Anime works best, I think, when it taps into that mythic and fairytale quality that Disney’s taken advantage of for nearly a hundred years, or when it goes to these insane levels of complexity and depth and darkness that somehow blends itself with surreal absurdism. Neon Genesis Evangelion, for example, is something that could only be anime. Imagine pitching a biopunk science fiction cartoon in the mid 90s, but instead of going the Godzilla route, you turn the genre inside out and then rip it apart. Turn the apocalypse into a backdrop for a story about people dealing with serious psychological trauma, about what it means to be human. Even with all that, they find time for humor. Evangelion takes enormous risks with narrative and character and even structure to bring you something like you’ve never seen or imagined before. And even though Evangelion is an intense and complex work of art, it’s something few will ever bother to give a chance. Because our expectations and assumptions about anime have been informed by jigglypuffs and super saiyans.

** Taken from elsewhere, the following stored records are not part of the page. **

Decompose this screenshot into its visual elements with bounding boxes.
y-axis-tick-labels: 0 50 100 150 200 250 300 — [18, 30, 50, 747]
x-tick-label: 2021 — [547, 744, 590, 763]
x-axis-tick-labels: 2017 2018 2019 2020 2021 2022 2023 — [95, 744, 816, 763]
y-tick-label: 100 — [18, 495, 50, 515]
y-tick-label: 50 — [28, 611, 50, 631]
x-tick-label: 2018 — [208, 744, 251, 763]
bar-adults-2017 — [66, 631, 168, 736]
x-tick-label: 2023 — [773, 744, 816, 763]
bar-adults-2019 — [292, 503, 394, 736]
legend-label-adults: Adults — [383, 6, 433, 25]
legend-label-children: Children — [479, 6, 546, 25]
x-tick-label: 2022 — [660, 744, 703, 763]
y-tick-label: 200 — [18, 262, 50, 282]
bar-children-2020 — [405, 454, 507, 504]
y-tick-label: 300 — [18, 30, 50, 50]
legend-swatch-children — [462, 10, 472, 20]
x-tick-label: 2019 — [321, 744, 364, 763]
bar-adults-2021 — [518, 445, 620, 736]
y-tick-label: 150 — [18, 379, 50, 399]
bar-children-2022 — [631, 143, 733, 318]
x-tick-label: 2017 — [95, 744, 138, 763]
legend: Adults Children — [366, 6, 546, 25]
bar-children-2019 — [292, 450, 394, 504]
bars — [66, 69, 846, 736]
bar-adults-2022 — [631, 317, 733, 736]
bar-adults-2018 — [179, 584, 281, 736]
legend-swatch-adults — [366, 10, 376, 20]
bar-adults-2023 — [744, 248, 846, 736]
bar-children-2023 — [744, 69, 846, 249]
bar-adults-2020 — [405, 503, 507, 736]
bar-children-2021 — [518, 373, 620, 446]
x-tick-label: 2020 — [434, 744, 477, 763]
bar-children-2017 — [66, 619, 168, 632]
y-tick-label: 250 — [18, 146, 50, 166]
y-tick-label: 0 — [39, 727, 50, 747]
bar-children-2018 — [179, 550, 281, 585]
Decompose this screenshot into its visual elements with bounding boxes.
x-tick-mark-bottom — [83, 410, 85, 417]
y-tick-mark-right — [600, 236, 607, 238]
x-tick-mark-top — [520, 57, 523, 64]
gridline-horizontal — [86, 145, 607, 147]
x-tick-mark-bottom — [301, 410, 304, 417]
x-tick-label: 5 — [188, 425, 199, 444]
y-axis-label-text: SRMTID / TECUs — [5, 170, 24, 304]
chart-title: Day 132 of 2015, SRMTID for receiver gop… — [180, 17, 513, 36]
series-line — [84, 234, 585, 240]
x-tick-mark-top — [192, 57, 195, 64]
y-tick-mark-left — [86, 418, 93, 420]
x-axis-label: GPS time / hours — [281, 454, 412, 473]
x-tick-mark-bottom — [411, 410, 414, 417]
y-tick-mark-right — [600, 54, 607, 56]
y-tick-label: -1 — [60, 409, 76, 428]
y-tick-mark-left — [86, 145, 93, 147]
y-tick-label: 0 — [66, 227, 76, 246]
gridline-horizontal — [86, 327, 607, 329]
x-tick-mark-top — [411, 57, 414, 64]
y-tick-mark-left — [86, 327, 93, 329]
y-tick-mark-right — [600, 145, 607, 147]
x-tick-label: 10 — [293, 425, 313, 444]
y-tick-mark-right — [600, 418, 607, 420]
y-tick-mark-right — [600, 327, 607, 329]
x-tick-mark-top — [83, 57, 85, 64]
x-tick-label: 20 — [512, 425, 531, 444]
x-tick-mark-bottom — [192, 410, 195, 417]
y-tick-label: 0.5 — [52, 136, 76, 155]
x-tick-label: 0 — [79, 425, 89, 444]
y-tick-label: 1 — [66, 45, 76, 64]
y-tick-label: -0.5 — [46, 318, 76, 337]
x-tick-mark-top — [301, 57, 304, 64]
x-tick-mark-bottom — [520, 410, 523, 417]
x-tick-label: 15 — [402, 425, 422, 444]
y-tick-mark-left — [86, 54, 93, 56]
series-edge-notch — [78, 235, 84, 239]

But maybe that’s changing now that people like Miyazaki have successfully crossed the chasm from niche interest to internationally celebrated filmmaker, which makes him a good entry point to really engage with anime here, because, I mean, it’s just great animation and beautiful story telling going on. There are those who don’t like Miyazaki, but I’ll probably never understand that. Even if you define your life by hating anime and everyone who’s ever loved it, how could you watch On Your Mark and not feel something?
Because On Your Mark is a music video, it works in a different way than most short films we’ll discuss. A narrative isn’t nearly as important and there’s no room for characters to talk or explain their situation, which puts the weight on the visuals. And that’s what I love about films. It’s the true language of film.

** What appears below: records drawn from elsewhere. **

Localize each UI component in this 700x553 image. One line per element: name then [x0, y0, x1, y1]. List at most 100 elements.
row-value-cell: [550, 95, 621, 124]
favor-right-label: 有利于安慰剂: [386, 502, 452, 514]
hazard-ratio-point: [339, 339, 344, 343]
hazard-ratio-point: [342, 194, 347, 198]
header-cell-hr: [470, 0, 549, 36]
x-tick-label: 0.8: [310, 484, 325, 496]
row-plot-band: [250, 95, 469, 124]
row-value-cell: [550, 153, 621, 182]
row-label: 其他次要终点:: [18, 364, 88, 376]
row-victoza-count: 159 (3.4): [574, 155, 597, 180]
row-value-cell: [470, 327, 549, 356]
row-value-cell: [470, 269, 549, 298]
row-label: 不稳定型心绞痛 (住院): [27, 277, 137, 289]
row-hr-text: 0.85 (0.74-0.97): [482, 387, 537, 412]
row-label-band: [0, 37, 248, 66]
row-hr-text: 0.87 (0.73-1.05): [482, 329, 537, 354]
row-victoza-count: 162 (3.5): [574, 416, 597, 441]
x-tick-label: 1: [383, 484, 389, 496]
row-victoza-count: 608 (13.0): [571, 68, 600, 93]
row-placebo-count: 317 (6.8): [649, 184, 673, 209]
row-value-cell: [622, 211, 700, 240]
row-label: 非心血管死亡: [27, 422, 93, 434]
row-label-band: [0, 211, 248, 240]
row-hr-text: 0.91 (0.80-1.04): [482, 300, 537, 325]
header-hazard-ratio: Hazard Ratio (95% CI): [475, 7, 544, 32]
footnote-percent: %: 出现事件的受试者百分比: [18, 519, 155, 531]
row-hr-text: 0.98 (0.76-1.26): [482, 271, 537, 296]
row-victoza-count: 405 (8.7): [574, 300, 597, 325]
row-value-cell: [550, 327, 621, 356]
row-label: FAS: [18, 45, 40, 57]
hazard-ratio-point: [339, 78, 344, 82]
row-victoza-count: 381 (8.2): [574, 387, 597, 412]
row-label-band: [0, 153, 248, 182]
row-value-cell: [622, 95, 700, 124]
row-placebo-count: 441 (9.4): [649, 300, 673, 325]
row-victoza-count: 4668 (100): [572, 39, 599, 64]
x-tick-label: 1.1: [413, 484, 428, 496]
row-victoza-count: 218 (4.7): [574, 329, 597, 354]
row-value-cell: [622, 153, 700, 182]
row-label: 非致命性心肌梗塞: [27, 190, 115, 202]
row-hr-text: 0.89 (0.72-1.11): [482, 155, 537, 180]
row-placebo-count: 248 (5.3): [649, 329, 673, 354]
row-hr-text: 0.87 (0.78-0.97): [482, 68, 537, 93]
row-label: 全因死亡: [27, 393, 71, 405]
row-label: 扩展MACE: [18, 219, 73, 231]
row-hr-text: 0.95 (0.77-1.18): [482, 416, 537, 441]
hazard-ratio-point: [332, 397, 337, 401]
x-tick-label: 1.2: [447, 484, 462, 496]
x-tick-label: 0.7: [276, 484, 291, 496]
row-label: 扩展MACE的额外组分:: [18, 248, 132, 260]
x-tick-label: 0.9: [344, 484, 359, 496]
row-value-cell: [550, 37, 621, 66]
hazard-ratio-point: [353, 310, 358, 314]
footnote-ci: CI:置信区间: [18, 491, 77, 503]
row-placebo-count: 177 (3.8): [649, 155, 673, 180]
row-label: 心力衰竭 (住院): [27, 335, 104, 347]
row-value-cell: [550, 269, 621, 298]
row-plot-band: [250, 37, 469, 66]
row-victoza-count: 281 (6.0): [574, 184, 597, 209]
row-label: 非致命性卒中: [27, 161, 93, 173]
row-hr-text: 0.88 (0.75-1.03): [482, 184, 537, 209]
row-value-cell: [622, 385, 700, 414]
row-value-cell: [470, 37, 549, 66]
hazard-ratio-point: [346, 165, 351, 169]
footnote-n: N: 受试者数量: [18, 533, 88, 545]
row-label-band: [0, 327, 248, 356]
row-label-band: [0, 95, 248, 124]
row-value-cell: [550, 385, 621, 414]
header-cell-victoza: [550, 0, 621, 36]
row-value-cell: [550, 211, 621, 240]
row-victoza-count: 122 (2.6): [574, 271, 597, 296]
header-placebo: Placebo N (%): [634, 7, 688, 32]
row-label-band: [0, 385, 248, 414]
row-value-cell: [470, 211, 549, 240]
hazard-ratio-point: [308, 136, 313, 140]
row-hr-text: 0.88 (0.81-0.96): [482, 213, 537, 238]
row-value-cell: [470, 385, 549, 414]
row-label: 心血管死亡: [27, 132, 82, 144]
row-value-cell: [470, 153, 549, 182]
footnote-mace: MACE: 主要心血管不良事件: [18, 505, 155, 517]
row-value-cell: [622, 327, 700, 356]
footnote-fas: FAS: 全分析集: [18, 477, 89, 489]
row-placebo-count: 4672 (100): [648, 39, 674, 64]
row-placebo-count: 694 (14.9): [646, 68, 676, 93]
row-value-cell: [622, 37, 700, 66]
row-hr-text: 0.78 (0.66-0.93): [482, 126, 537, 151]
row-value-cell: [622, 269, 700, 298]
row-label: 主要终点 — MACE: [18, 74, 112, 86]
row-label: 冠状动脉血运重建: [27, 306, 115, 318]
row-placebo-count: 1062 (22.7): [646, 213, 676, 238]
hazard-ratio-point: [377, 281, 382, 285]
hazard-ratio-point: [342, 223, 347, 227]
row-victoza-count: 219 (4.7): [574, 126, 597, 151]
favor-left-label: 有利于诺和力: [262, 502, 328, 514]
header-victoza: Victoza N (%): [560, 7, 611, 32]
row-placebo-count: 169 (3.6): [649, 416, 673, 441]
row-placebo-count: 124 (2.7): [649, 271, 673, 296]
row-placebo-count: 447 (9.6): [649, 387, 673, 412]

On Your Mark manages to tell a sweet story here, that’s actually quite action packed. Two men save a woman with wings from her captivity, and along the way we have an airship crashing into a huge building, a firefight, and some great futurescapes along with the beauty of the open road all mixed together in six minutes that blend the best of science fiction with the best of fantasy imagery. The song’s all pop, real infectious, and after watching this a few times I keep hearing it play in my head. By throwing this all together, we get a pretty fun and surprisingly beautiful short film.
So while this doesn’t really live up to the best of his films, it still captures so much of what makes him one of the most important animators of the last couple decades. He gives us action, adventure, love, and beauty. But mostly, he fills us with hope, and we’re flying on animated wings through the sky, breathing that air so high, feeling the sky on our backs as we leave the world behind.